Under the heading appears the following, referring to the men on trial:


"They are at least entitled to a fair trial and an open-minded public hearing. That is a primary American right. One hundred and ten of their leaders are now before the Federal Court at Chicago charged with conspiring to obstruct the war. But the trial involves essentially the activities of the I.W.W. as a labor organization.


"The I.W.W. are entitled to the best legal defense they can make. They must bring scores of witnesses long distances. The trial will probably last months.


"The Department of Justice, the court and the jury can be relied upon to deal effectually with any criminal acts that may be disclosed. It is for American liberals to make it financially possible for the defense to present fully the industrial evils underlying the I.W.W. revolt against intolerable conditions of labor.


"Such a trial is of necessity enormously expensive.
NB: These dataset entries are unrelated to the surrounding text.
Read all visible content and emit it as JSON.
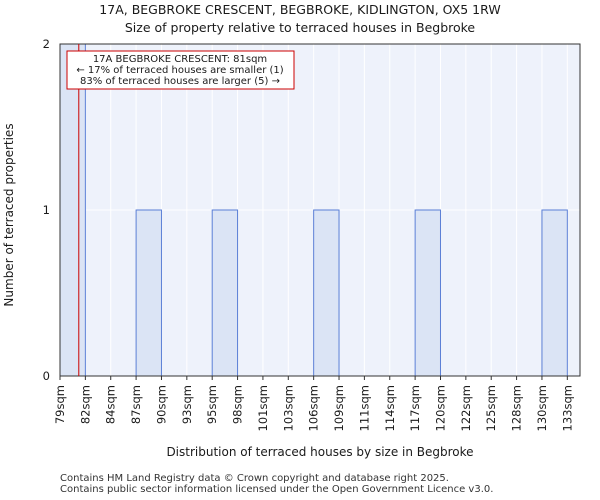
{
  "chart_data": {
    "type": "bar",
    "title": [
      "17A, BEGBROKE CRESCENT, BEGBROKE, KIDLINGTON, OX5 1RW",
      "Size of property relative to terraced houses in Begbroke"
    ],
    "xlabel": "Distribution of terraced houses by size in Begbroke",
    "ylabel": "Number of terraced properties",
    "categories": [
      "79sqm",
      "82sqm",
      "84sqm",
      "87sqm",
      "90sqm",
      "93sqm",
      "95sqm",
      "98sqm",
      "101sqm",
      "103sqm",
      "106sqm",
      "109sqm",
      "111sqm",
      "114sqm",
      "117sqm",
      "120sqm",
      "122sqm",
      "125sqm",
      "128sqm",
      "130sqm",
      "133sqm"
    ],
    "values": [
      2,
      0,
      0,
      1,
      0,
      0,
      1,
      0,
      0,
      0,
      1,
      0,
      0,
      0,
      1,
      0,
      0,
      0,
      0,
      1,
      0
    ],
    "ylim": [
      0,
      2
    ],
    "yticks": [
      0,
      1,
      2
    ],
    "grid": true,
    "bar_color": "#dbe4f5",
    "bar_edge_color": "#5b7fd6",
    "marker": {
      "x_value_sqm": 81,
      "color": "#cc0000",
      "annotation": [
        "17A BEGBROKE CRESCENT: 81sqm",
        "← 17% of terraced houses are smaller (1)",
        "83% of terraced houses are larger (5) →"
      ]
    }
  },
  "footer": {
    "line1": "Contains HM Land Registry data © Crown copyright and database right 2025.",
    "line2": "Contains public sector information licensed under the Open Government Licence v3.0."
  }
}
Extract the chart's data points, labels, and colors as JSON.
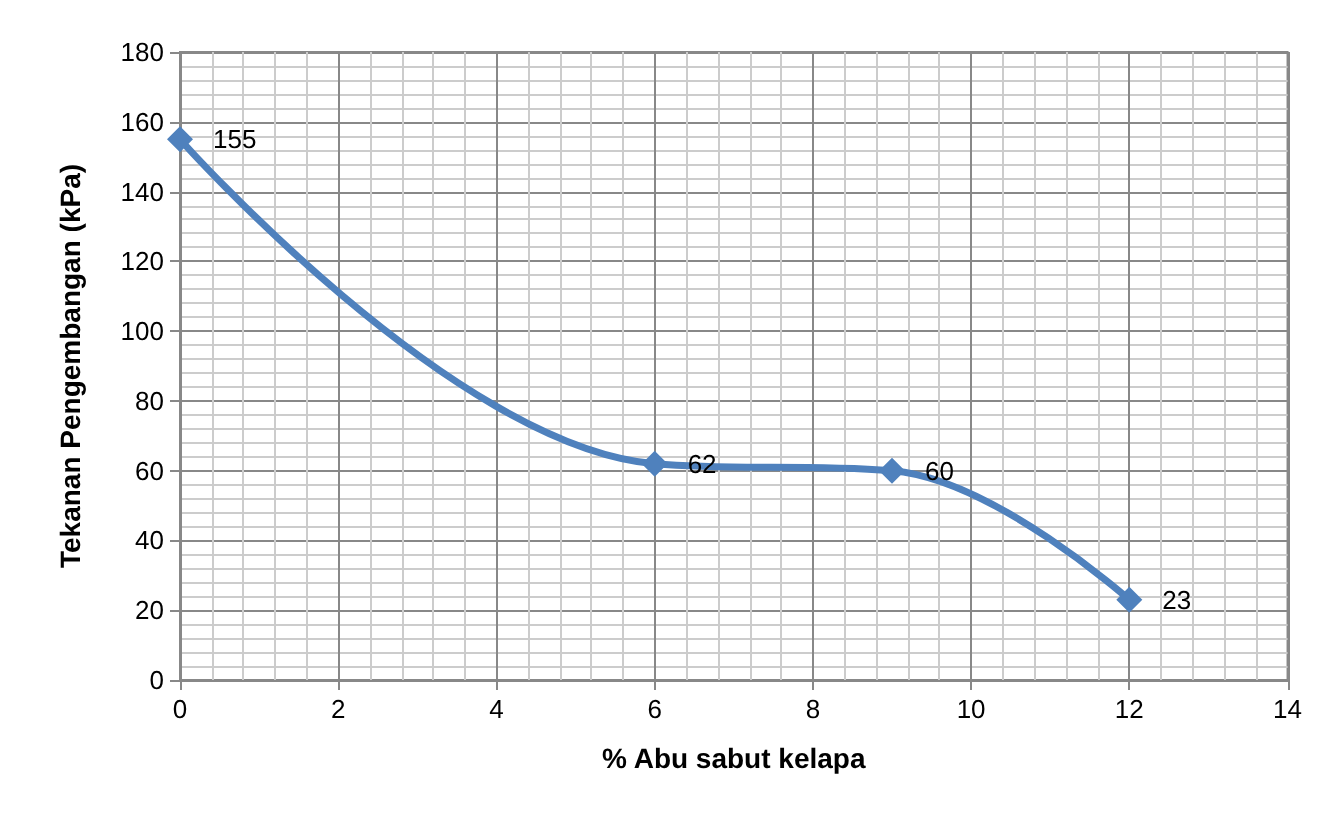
{
  "chart_data": {
    "type": "line",
    "xlabel": "% Abu sabut kelapa",
    "ylabel": "Tekanan Pengembangan (kPa)",
    "x": [
      0,
      6,
      9,
      12
    ],
    "series": [
      {
        "color": "#4f81bd",
        "values": [
          155,
          62,
          60,
          23
        ]
      }
    ],
    "xlim": [
      0,
      14
    ],
    "xticks": [
      0,
      2,
      4,
      6,
      8,
      10,
      12,
      14
    ],
    "ylim": [
      0,
      180
    ],
    "yticks": [
      0,
      20,
      40,
      60,
      80,
      100,
      120,
      140,
      160,
      180
    ],
    "grid": true,
    "marker": "diamond",
    "line_style": "solid",
    "data_labels": true
  }
}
It will cost over $100,000. Of this, about $50,000 has already been raised from the membership alone. But it is impossible to raise the entire fund from the members. The whole sum needed cannot be secured without the liberal financial support of those Americans who believe in the right of a fair trial, even for the I.W.W. The undersigned therefore appeal to all liberals for financial help."


It was learned yesterday that a principal role in the appeal was played by Roger N. Baldwin, director of the Civil Liberties Bureau of 70 Fifth Avenue, an organization which has had considerable correspondence with Secretary of War Baker with reference to the "conscientious objectors" to war. Mr. Baldwin said that last Winter, a group of men, including Mr. West, Mr. Fitch, John Graham Brooks, and Professor Carlton H. Parker, prepared, in connection with the arrest of the I.W.W. workers, a pamphlet entitled "The Truth About the I.W.W." Mr. Baldwin produced a copy and called attention to the statement that "it is not to be inferred that the editors * * * are in agreement with the principles and methods of the I.W.W."


Subsequently a meeting was held in this city and a fund was collected to defray the expenses of an advertising campaign in behalf of the indicted prisoners.


"Mr. West, Mr. Fitch, and myself then got together and in our private capacities we drew up a letter to about fifteen persons, asking if they cared to allow their names to be used in an appeal to be published for funds for the men on trial," said Mr. Baldwin. "The men whose names appear on the advertisement consented. We expect to carry on the advertising and to extend it to other publications. We believe that, even if these men are members of the I.W.W., they are entitled to a fair trial, and in order to have such a trial they need money with which to summon witnesses great distances."